When I explained that the more false others were to a party or principle, the more need there was for him to be true, he took the bills and managed the meeting; but running a Republican ticket under a Republican administration was not so easy as running the same ticket under Buchanan. Then men had hope and enthusiasm, but this was killed by a victory through which the enemy was made to triumph.
As Gov. Ramsey was the first to tender troops to President Lincoln for the suppression of the Rebellion, so the men of Minnesota were among the first to organize and drill. Stephen Miller raised a company in St. Cloud, with it joined the first regiment at Ft. Snelling, and was appointed Lieut. Col.
We went to Ft. Snelling to see our first regiment embark. It was a grand sight to see the men in red shirts and white Havelocks march down that rocky, winding way, going to their Southern graves, for very few of them ever returned.

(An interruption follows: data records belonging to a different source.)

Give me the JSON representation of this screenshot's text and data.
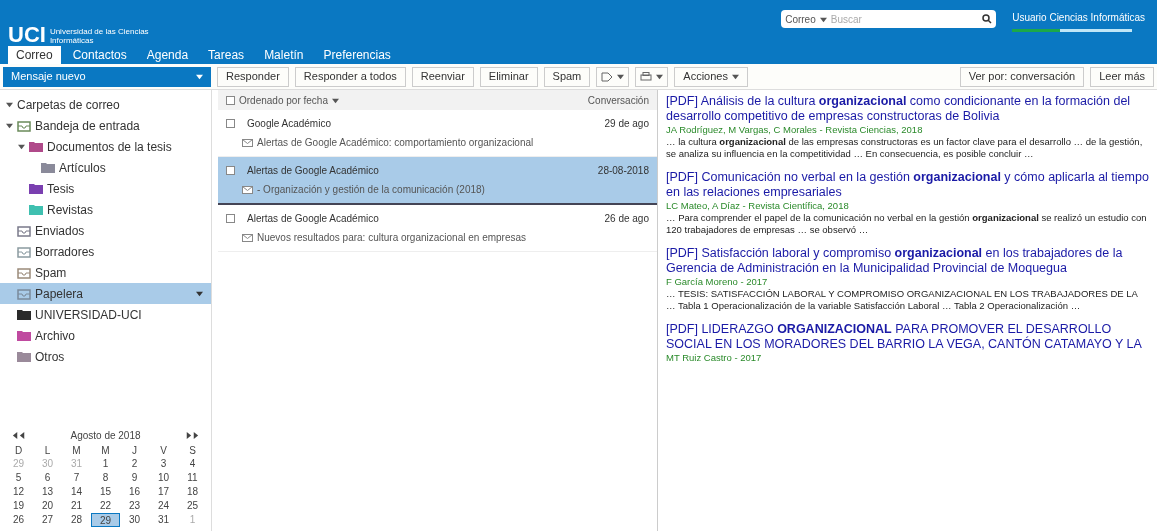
{
  "header": {
    "logo": "UCI",
    "logo_subtitle": "Universidad de las Ciencias Informáticas",
    "search": {
      "scope": "Correo",
      "placeholder": "Buscar"
    },
    "user": {
      "name": "Usuario Ciencias Informáticas",
      "quota": {
        "level": 0.4
      }
    }
  },
  "tabs": [
    {
      "label": "Correo",
      "selected": true
    },
    {
      "label": "Contactos",
      "selected": false
    },
    {
      "label": "Agenda",
      "selected": false
    },
    {
      "label": "Tareas",
      "selected": false
    },
    {
      "label": "Maletín",
      "selected": false
    },
    {
      "label": "Preferencias",
      "selected": false
    }
  ],
  "toolbar": {
    "new_button": "Mensaje nuevo",
    "buttons": [
      "Responder",
      "Responder a todos",
      "Reenviar",
      "Eliminar",
      "Spam"
    ],
    "actions": "Acciones",
    "right": [
      "Ver por: conversación",
      "Leer más"
    ]
  },
  "sidebar": {
    "heading": "Carpetas de correo",
    "folders": [
      {
        "label": "Bandeja de entrada",
        "kind": "inbox",
        "selected": false,
        "expanded": true,
        "children": [
          {
            "label": "Documentos de la tesis",
            "kind": "folder",
            "color": "#b04a8a",
            "selected": false,
            "expanded": true,
            "children": [
              {
                "label": "Artículos",
                "kind": "folder",
                "color": "#8a8a9a",
                "selected": false
              }
            ]
          },
          {
            "label": "Tesis",
            "kind": "folder",
            "color": "#7a3fb0",
            "selected": false
          },
          {
            "label": "Revistas",
            "kind": "folder",
            "color": "#3fc0b0",
            "selected": false
          }
        ]
      },
      {
        "label": "Enviados",
        "kind": "sent",
        "selected": false
      },
      {
        "label": "Borradores",
        "kind": "drafts",
        "selected": false
      },
      {
        "label": "Spam",
        "kind": "spam",
        "selected": false
      },
      {
        "label": "Papelera",
        "kind": "trash",
        "selected": true
      },
      {
        "label": "UNIVERSIDAD-UCI",
        "kind": "folder",
        "color": "#2a2a2a",
        "selected": false
      },
      {
        "label": "Archivo",
        "kind": "folder",
        "color": "#c04aa0",
        "selected": false
      },
      {
        "label": "Otros",
        "kind": "folder",
        "color": "#9a8a9a",
        "selected": false
      }
    ]
  },
  "calendar": {
    "month": "Agosto de 2018",
    "weekdays": [
      "D",
      "L",
      "M",
      "M",
      "J",
      "V",
      "S"
    ],
    "weeks": [
      [
        {
          "day": "29",
          "other": true,
          "selected": false
        },
        {
          "day": "30",
          "other": true,
          "selected": false
        },
        {
          "day": "31",
          "other": true,
          "selected": false
        },
        {
          "day": "1",
          "other": false,
          "selected": false
        },
        {
          "day": "2",
          "other": false,
          "selected": false
        },
        {
          "day": "3",
          "other": false,
          "selected": false
        },
        {
          "day": "4",
          "other": false,
          "selected": false
        }
      ],
      [
        {
          "day": "5",
          "other": false,
          "selected": false
        },
        {
          "day": "6",
          "other": false,
          "selected": false
        },
        {
          "day": "7",
          "other": false,
          "selected": false
        },
        {
          "day": "8",
          "other": false,
          "selected": false
        },
        {
          "day": "9",
          "other": false,
          "selected": false
        },
        {
          "day": "10",
          "other": false,
          "selected": false
        },
        {
          "day": "11",
          "other": false,
          "selected": false
        }
      ],
      [
        {
          "day": "12",
          "other": false,
          "selected": false
        },
        {
          "day": "13",
          "other": false,
          "selected": false
        },
        {
          "day": "14",
          "other": false,
          "selected": false
        },
        {
          "day": "15",
          "other": false,
          "selected": false
        },
        {
          "day": "16",
          "other": false,
          "selected": false
        },
        {
          "day": "17",
          "other": false,
          "selected": false
        },
        {
          "day": "18",
          "other": false,
          "selected": false
        }
      ],
      [
        {
          "day": "19",
          "other": false,
          "selected": false
        },
        {
          "day": "20",
          "other": false,
          "selected": false
        },
        {
          "day": "21",
          "other": false,
          "selected": false
        },
        {
          "day": "22",
          "other": false,
          "selected": false
        },
        {
          "day": "23",
          "other": false,
          "selected": false
        },
        {
          "day": "24",
          "other": false,
          "selected": false
        },
        {
          "day": "25",
          "other": false,
          "selected": false
        }
      ],
      [
        {
          "day": "26",
          "other": false,
          "selected": false
        },
        {
          "day": "27",
          "other": false,
          "selected": false
        },
        {
          "day": "28",
          "other": false,
          "selected": false
        },
        {
          "day": "29",
          "other": false,
          "selected": true
        },
        {
          "day": "30",
          "other": false,
          "selected": false
        },
        {
          "day": "31",
          "other": false,
          "selected": false
        },
        {
          "day": "1",
          "other": true,
          "selected": false
        }
      ]
    ]
  },
  "message_list": {
    "sort_label": "Ordenado por fecha",
    "count_label": "Conversación",
    "messages": [
      {
        "sender": "Google Académico",
        "date": "29 de ago",
        "subject": "Alertas de Google Académico: comportamiento organizacional",
        "selected": false,
        "checked": false
      },
      {
        "sender": "Alertas de Google Académico",
        "date": "28-08-2018",
        "subject": "- Organización y gestión de la comunicación (2018)",
        "selected": true,
        "checked": false
      },
      {
        "sender": "Alertas de Google Académico",
        "date": "26 de ago",
        "subject": "Nuevos resultados para: cultura organizacional en empresas",
        "selected": false,
        "checked": false
      }
    ],
    "all_checked": false
  },
  "preview": {
    "results": [
      {
        "title": "[PDF] Análisis de la cultura **organizacional** como condicionante en la formación del desarrollo competitivo de empresas constructoras de Bolivia",
        "meta": "JA Rodríguez, M Vargas, C Morales - Revista Ciencias, 2018",
        "snippet": "… la cultura **organizacional** de las empresas constructoras es un factor clave para el desarrollo … de la gestión, se analiza su influencia en la competitividad … En consecuencia, es posible concluir …"
      },
      {
        "title": "[PDF] Comunicación no verbal en la gestión **organizacional** y cómo aplicarla al tiempo en las relaciones empresariales",
        "meta": "LC Mateo, A Díaz - Revista Científica, 2018",
        "snippet": "… Para comprender el papel de la comunicación no verbal en la gestión **organizacional** se realizó un estudio con 120 trabajadores de empresas … se observó …"
      },
      {
        "title": "[PDF] Satisfacción laboral y compromiso **organizacional** en los trabajadores de la Gerencia de Administración en la Municipalidad Provincial de Moquegua",
        "meta": "F García Moreno - 2017",
        "snippet": "… TESIS: SATISFACCIÓN LABORAL Y COMPROMISO ORGANIZACIONAL EN LOS TRABAJADORES DE LA … Tabla 1 Operacionalización de la variable Satisfacción Laboral … Tabla 2 Operacionalización …"
      },
      {
        "title": "[PDF] LIDERAZGO **ORGANIZACIONAL** PARA PROMOVER EL DESARROLLO SOCIAL EN LOS MORADORES DEL BARRIO LA VEGA, CANTÓN CATAMAYO Y LA",
        "meta": "MT Ruiz Castro - 2017"
      }
    ]
  }
}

More troops were called for, and two companies formed in St. Cloud. While they waited under marching orders, they and the citizens were aroused at two o’clock one morning by the cry from the east side of the river of, “Indians, Indians.” A boat was sent over and brought a white-lipped messenger, with the news of the Sioux massacre at Ft. Ridgley.
CHAPTER XLVI.
PLATFORMS.
My first public speech was the revelation of a talent hidden in a napkin, and I set about putting it to usury. I wrote a lecture—“Women and Politics”—as a reason for my anomalous position and a justification of those men who had endorsed my right to be a political leader, and gave sketches of women in sacred and profane history who had been so endorsed by brave and wise men.